It's been a pretty emo Christmas, so far -- more than usual. Seeing
node357 has been the highlight of it, with my writing (now past 50 pages of what I hope to be the last version) running a close second.
On another note, looking up Tartarus on Wikipedia produced this gem:
"In Hesiod's Theogony, c. 700 BC, the deity Tartarus was the third force to manifest in the yawning void of Chaos.As for the place, the Greek poet Hesiod asserts that a bronze anvil falling from heaven would fall 9 days before it reached the Earth. The anvil would take nine more days to fall from Earth to Tartarus, making it approximately 4733.22 miles deep."

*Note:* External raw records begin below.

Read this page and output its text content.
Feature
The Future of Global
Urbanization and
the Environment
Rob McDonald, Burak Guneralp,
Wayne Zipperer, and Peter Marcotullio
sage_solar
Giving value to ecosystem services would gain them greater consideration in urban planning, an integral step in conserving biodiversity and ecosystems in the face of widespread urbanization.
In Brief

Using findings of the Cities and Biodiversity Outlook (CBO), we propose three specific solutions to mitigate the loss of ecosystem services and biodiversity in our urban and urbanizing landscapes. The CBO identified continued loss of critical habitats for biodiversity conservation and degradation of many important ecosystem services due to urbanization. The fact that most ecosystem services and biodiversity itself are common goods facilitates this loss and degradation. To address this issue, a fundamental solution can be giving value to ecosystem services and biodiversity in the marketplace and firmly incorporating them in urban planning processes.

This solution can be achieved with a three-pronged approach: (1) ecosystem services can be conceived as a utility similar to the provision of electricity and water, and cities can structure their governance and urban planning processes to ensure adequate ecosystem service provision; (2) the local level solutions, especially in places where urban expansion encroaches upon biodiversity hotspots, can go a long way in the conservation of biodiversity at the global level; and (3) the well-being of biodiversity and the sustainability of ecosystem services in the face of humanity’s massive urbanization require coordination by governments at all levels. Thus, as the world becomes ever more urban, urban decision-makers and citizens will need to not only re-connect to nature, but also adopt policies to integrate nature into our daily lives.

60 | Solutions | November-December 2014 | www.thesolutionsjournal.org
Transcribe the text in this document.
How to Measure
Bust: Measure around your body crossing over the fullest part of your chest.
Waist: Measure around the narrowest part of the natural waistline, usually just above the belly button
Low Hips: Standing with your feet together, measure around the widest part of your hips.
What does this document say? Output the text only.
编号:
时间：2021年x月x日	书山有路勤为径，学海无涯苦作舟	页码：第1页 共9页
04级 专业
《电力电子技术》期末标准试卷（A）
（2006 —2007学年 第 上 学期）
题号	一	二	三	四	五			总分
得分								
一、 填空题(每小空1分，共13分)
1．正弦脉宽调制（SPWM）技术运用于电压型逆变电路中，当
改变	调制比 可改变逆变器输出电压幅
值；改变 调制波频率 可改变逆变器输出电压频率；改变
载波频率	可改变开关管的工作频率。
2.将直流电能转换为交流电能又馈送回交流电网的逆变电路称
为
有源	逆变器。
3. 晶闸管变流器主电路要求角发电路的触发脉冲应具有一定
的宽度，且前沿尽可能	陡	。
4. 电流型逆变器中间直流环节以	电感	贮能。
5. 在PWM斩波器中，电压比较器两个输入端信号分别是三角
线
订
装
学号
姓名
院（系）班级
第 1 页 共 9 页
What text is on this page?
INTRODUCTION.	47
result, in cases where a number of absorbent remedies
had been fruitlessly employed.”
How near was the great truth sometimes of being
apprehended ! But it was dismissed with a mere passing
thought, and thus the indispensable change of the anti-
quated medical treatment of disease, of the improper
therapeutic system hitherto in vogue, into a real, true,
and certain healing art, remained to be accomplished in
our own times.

There really ought to be a geek award -- some high honour -- for using time and gravitational constant to calculate the distance of an ancient Greek underworld. I actually tried to do this myself in grade seven, but wasn't good enough at math yet (or now) to pull off the calculus of acceleration -- even after my ex-physicist father tried to explain it to me.
It does make one wonder, though -- when you throw Einstein into the mix, funny things happen to gravity. Erebus -- the layers of darkness surrounding Tartarus -- would trap even light, so does not that mean they could be considered to have some of the properties of a black hole?
And what of mass? Would Tartarus share Earth's gravitational constant? Is Tartarus oblong?
Clearly there's much work left to do in the physics of afterlives.